Pardonnez-moi Nicolas, et tous les futurs intervenants...
Mais en tant qu'ancienne victime, sachez que c'est pour "nous" douloureux de vous voir en parler ainsi.
Ecoutez, pour essayer de comprendre la souffrance, d'accord. (Mais cela suscitera peu de paroles ou d'interventions...)
Ensuite, s'en inspirer pour faire ce qu'il faut afin d'éviter les cas futurs et d' y pallier, de savoir y répondre, oui.
Mais tout le reste est superflu. Il n'y a aucun risque pour vous ni pour l'Eglise : nous ne sommes en rien revanchards.
Le Christ (sous les apparences d'un ou de plusieurs contemporains) nous a violés.
Dieu a tous les droits : il a bien demandé à Abraham de tuer son fils ! (ma réflexion de l'époque pour le supporter).
La différence, c'est que là, il n'a pas arrêté le bras, l'horreur du péché qu'il peut transformer est allée au maximum !
Alors on attend la suite, et il ne peut pas y en avoir ici-bas, jamais, c'est irréparable et ne peut l'être que dans l'au-delà.

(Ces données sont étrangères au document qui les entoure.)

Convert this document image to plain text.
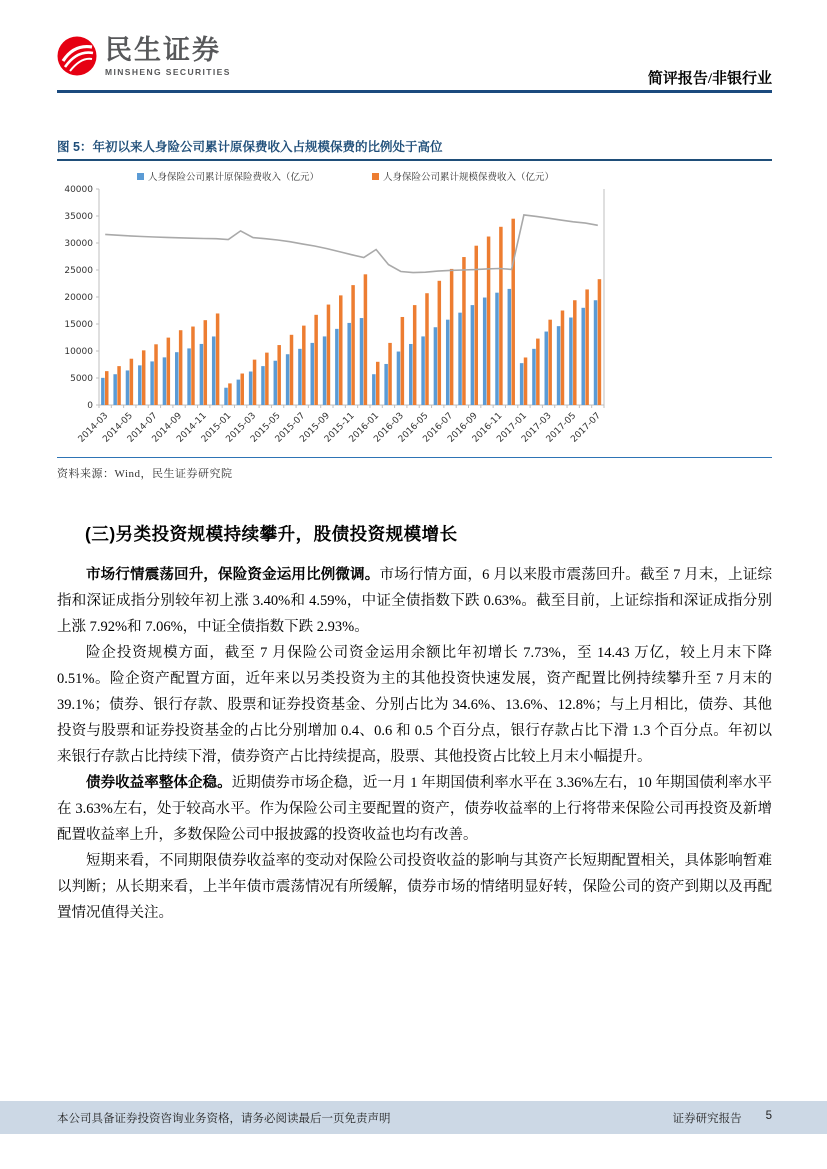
民生证券
MINSHENG SECURITIES	简评报告/非银行业
图 5：年初以来人身险公司累计原保费收入占规模保费的比例处于高位
0
5000
10000
15000
20000
25000
30000
35000
40000
2014-03
2014-05
2014-07
2014-09
2014-11
2015-01
2015-03
2015-05
2015-07
2015-09
2015-11
2016-01
2016-03
2016-05
2016-07
2016-09
2016-11
2017-01
2017-03
2017-05
2017-07
人身保险公司累计原保险费收入（亿元）	人身保险公司累计规模保费收入（亿元）
资料来源：Wind，民生证券研究院
(三)另类投资规模持续攀升，股债投资规模增长

市场行情震荡回升，保险资金运用比例微调。市场行情方面，6 月以来股市震荡回升。截至 7 月末，上证综指和深证成指分别较年初上涨 3.40%和 4.59%，中证全债指数下跌 0.63%。截至目前，上证综指和深证成指分别上涨 7.92%和 7.06%，中证全债指数下跌 2.93%。

险企投资规模方面，截至 7 月保险公司资金运用余额比年初增长 7.73%，至 14.43 万亿，较上月末下降 0.51%。险企资产配置方面，近年来以另类投资为主的其他投资快速发展，资产配置比例持续攀升至 7 月末的 39.1%；债券、银行存款、股票和证券投资基金、分别占比为 34.6%、13.6%、12.8%；与上月相比，债券、其他投资与股票和证券投资基金的占比分别增加 0.4、0.6 和 0.5 个百分点，银行存款占比下滑 1.3 个百分点。年初以来银行存款占比持续下滑，债券资产占比持续提高，股票、其他投资占比较上月末小幅提升。

债券收益率整体企稳。近期债券市场企稳，近一月 1 年期国债利率水平在 3.36%左右，10 年期国债利率水平在 3.63%左右，处于较高水平。作为保险公司主要配置的资产，债券收益率的上行将带来保险公司再投资及新增配置收益率上升，多数保险公司中报披露的投资收益也均有改善。

短期来看，不同期限债券收益率的变动对保险公司投资收益的影响与其资产长短期配置相关，具体影响暂难以判断；从长期来看，上半年债市震荡情况有所缓解，债券市场的情绪明显好转，保险公司的资产到期以及再配置情况值得关注。

本公司具备证券投资咨询业务资格，请务必阅读最后一页免责声明	证券研究报告 5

Ce n'est pas comme pour Job...!
L'autre solutions à cette absurdité intolérable, ce sommet d'iniquité : perdre la foi ! (ou se suicider...)
(Au moins, Dieu n'en aura pas été responsable, et on pourra essayer de "profiter" un peu de la vie qui nous reste, il n'y en aura pas d'autre, dans certaines limites à jamais restreintes malgré tout ! Et j'espère que cela fera revoir à certains leur vision saine et théologiquement pure d'anathèmes à l'égard des apostats, des suicidés, etc., mais j'en doute...)

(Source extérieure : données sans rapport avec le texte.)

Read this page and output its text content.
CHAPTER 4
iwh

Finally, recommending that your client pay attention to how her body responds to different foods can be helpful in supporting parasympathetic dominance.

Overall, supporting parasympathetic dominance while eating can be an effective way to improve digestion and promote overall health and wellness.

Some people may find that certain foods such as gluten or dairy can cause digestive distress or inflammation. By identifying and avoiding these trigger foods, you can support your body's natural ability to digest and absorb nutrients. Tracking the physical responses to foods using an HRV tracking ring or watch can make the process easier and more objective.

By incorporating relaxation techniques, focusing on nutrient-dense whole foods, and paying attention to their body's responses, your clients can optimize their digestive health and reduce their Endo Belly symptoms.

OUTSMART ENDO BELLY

Alors on devine sinon aussi bien sûr que ce n'était pas Lui, pas tout à fait, pas complétement
- (quoique le fameux caractère ontologique cher aux tradis y était bien engagé!!!
Compromis ? Plus on avait la foi, plus ce sera difficile à supporter...)

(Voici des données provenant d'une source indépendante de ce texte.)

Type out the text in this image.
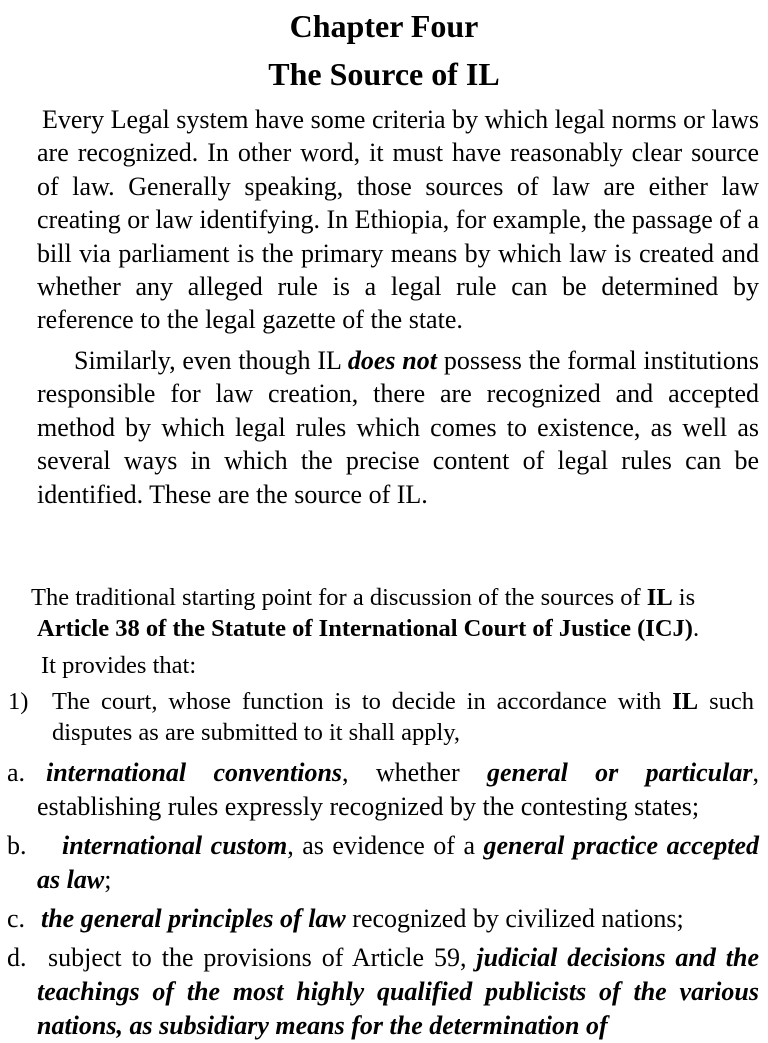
Chapter Four
The Source of IL
Every Legal system have some criteria by which legal norms or laws are recognized. In other word, it must have reasonably clear source of law. Generally speaking, those sources of law are either law creating or law identifying. In Ethiopia, for example, the passage of a bill via parliament is the primary means by which law is created and whether any alleged rule is a legal rule can be determined by reference to the legal gazette of the state.
Similarly, even though IL does not possess the formal institutions responsible for law creation, there are recognized and accepted method by which legal rules which comes to existence, as well as several ways in which the precise content of legal rules can be identified. These are the source of IL.
The traditional starting point for a discussion of the sources of IL is
Article 38 of the Statute of International Court of Justice (ICJ).
It provides that:
1) The court, whose function is to decide in accordance with IL such disputes as are submitted to it shall apply,
a. international conventions, whether general or particular, establishing rules expressly recognized by the contesting states;
b.	international custom, as evidence of a general practice accepted as law;
c. the general principles of law recognized by civilized nations;
d. subject to the provisions of Article 59, judicial decisions and the teachings of the most highly qualified publicists of the various nations, as subsidiary means for the determination of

et on peut se dire que par cet événement, nous sommes obligés de pousser très loin notre réflexion et en sommes stimulés, y voir un "avantage" sur ceux qui vivent sans se poser de questions.. Mais cela c'est si on est un peu "intellectuel", or pas tous et cela n'enlève rien à la souffrance.
Pourquoi je vous dis cela ? Parce que les reproches faits à d'autres (en l'occurence la hiérarchie Ecclésiastique) que les seuls prédateurs ne seront jamais que des exutoires, pour ceux qui ont besoin d'avoir quelque chose sous la dent (Dieu, c'est impossible). Mais nous savons très bien qu'ils n'y sont pour rien (sauf si ils ont "déplacé" au lieu de "suspendre", "ordonné prêtre" au lieu de refuser, etc.) et sinon, cela s'inscrit dans une démarche normale commune à tout croyant et qui ne vise personne : celle de demander à l'Eglise de répondre à la place de Dieu quand on est "dépassé" par ce qui nous semble relever de Lui : n'est-ce pas son rôle ? Et quand cela peut-il être plus justifié que là ?
Je vous conjure de ne pas voir dans ceux qui font ces gestes une volonté quelconque d'instrumentaliser ou de blesser, de "faire du tort" à l'Eglise. Et l'avis des autres, on s'en moque !
Car/Or l'Eglise ne pourra pas répondre pour Dieu, ni pour elle je le crois : cela la dépasse.
Elle ne peut qu'essayer d'éviter les cas futurs. alors de grâce, ne parlez pas d'autre chose. Tout le reste est blessant..
Pour nous qui sommes encore catholiques et à ce titre aussi blessés que vous des éclaboussures éventuelles, ce qui a pu même contribuer à notre souffrance (ne pas en parler à cause de cela, etc.) ne pensez pas aux effets secondaires que pourrait provoquer cette écoute, cette réflexion, cet effort pour que cela ne se reproduise plus.
Pour ce qui est du passé, laissez-nous la chance et le pouvoir qui est le nôtre (et empêchez les autres aussi de nous la prendre) : celui de pardonner, et ne faites rien à notre place : vous auriez beau l'essayer, vous ne pourrez jamais l'éprouver ni la prendre.
Merci.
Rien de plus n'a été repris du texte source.